I haven't done this in a while.  You know the whole blog thing.  I'm not really sure why, I actually enjoy the whole process.... most of the time anyways.  So when I decided that enough was enough, that my health and my families health, needed to improve I decided, "Why not chronicle the whole thing on the internet."  I mean really, what could go wrong with that plan?

Don't answer that.

So post one, on my "eating better" journey involves doughnuts......  Wait, what?

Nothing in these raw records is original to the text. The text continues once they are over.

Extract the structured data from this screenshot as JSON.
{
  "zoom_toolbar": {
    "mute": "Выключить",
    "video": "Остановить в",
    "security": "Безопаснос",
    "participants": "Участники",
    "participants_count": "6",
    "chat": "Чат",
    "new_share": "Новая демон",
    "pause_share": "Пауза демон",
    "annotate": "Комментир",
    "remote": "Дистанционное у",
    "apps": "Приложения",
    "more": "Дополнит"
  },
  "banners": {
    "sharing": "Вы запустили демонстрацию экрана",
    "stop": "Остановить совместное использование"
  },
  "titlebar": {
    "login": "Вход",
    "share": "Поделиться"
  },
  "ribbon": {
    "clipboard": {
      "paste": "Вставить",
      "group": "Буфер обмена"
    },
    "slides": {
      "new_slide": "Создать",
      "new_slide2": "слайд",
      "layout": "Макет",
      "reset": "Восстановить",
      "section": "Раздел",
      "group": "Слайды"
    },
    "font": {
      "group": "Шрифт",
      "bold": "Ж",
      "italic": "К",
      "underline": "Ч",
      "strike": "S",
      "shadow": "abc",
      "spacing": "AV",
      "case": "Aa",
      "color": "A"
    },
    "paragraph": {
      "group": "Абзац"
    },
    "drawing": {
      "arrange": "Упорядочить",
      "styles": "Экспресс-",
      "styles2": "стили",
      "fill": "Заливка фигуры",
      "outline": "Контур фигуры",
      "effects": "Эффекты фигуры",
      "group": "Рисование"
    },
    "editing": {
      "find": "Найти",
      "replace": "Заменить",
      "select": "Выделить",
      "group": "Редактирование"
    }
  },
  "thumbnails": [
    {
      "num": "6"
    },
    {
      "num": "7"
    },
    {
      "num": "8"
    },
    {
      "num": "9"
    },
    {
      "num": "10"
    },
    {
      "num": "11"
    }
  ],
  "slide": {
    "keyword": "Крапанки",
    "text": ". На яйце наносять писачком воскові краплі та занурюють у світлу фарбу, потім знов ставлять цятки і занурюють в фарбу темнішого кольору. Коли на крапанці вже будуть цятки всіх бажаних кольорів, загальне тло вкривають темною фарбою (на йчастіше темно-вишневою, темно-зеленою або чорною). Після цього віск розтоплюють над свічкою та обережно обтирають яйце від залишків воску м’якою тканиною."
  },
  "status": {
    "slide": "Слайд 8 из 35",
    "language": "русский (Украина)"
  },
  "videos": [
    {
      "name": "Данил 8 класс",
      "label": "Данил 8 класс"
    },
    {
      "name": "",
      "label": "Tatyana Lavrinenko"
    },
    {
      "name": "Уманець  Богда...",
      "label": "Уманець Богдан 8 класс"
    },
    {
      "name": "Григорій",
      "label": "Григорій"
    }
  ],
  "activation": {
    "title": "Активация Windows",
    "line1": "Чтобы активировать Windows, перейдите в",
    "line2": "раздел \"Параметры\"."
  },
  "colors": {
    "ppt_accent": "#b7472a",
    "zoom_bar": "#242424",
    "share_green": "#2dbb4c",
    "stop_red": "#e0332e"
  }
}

I know what you're thinking.  I mean, doughnuts don't exactly scream healthy.  And honestly these doughnuts still have fat, and sugar, and lots of delicious goodness going on.  But.  (Yes there's a but).  They are made with 100% real ingredients.  No chemicals that you can't pronounce.  No crazy ingredients.  All real food.  And that is my goal.  Eating real food and finding delicious alternatives to all the store bought chemical laden items that seem to find a way into just about every cupboard in America.

As a side note, 2 of us in my family have Celiac Disease, so everything you see here will also be gluten free.  But I try really hard to make sure all the gluten free food I make could pass for it's gluteny counterpart.

So onto the doughnuts!





Oh yes... the doughnuts.  Doesn't that just make your mouth water?  I mean... come on!  Look at that thing!

So the recipe:

3/4 cup rice flour (I used white just because I had it on hand, brown is fine too)

1/4 cup almond meal

1 cup sugar

1/3 cup melted coconut oil

3/4 cup potato starch

1 1/2 teaspoon baking powder

6 tablespoons applesauce

1/2 cup hot water

1/4 cup vanilla extract

1/2 teaspoon xanthan gum

1/8 teaspoon baking soda

Heat your oven to 325.  Grease a doughnut pan with cooking spray.  This made enough for 18 doughnuts, although the size of the pan may affect the outcome.  I only had 1 pan... so I baked in batches.

Stir together the flours, sugar, potato starch, xanthan, baking powder, and baking soda.  Add in all the rest of the ingredients and stir until combined.  This dough is wetter than you would imagine doughnut batter to be.  Don't worry it cooks up beautifully.

Put 3 tablespoons of batter in each doughnut mold.  Bake 12-15 minutes or until they no longer look wet and are cooked through.  Cool completely before removing from the pan.  I was in a hurry so I put the pan in the freezer so they would cool faster and it worked well.

Glaze, ice, roll in cinnamon and sugar, or dip in chocolate as I did here.

These were amazing.  My little girl hardly ever gets doughnuts, because gluten free doughnuts are hard to find.  She LOVED these.  I put all the extra into the freezer for later.  She is in heaven.  Even my gluten eating husband thought these were terrific.

Let me know if you give them a try.  You won't be disappointed!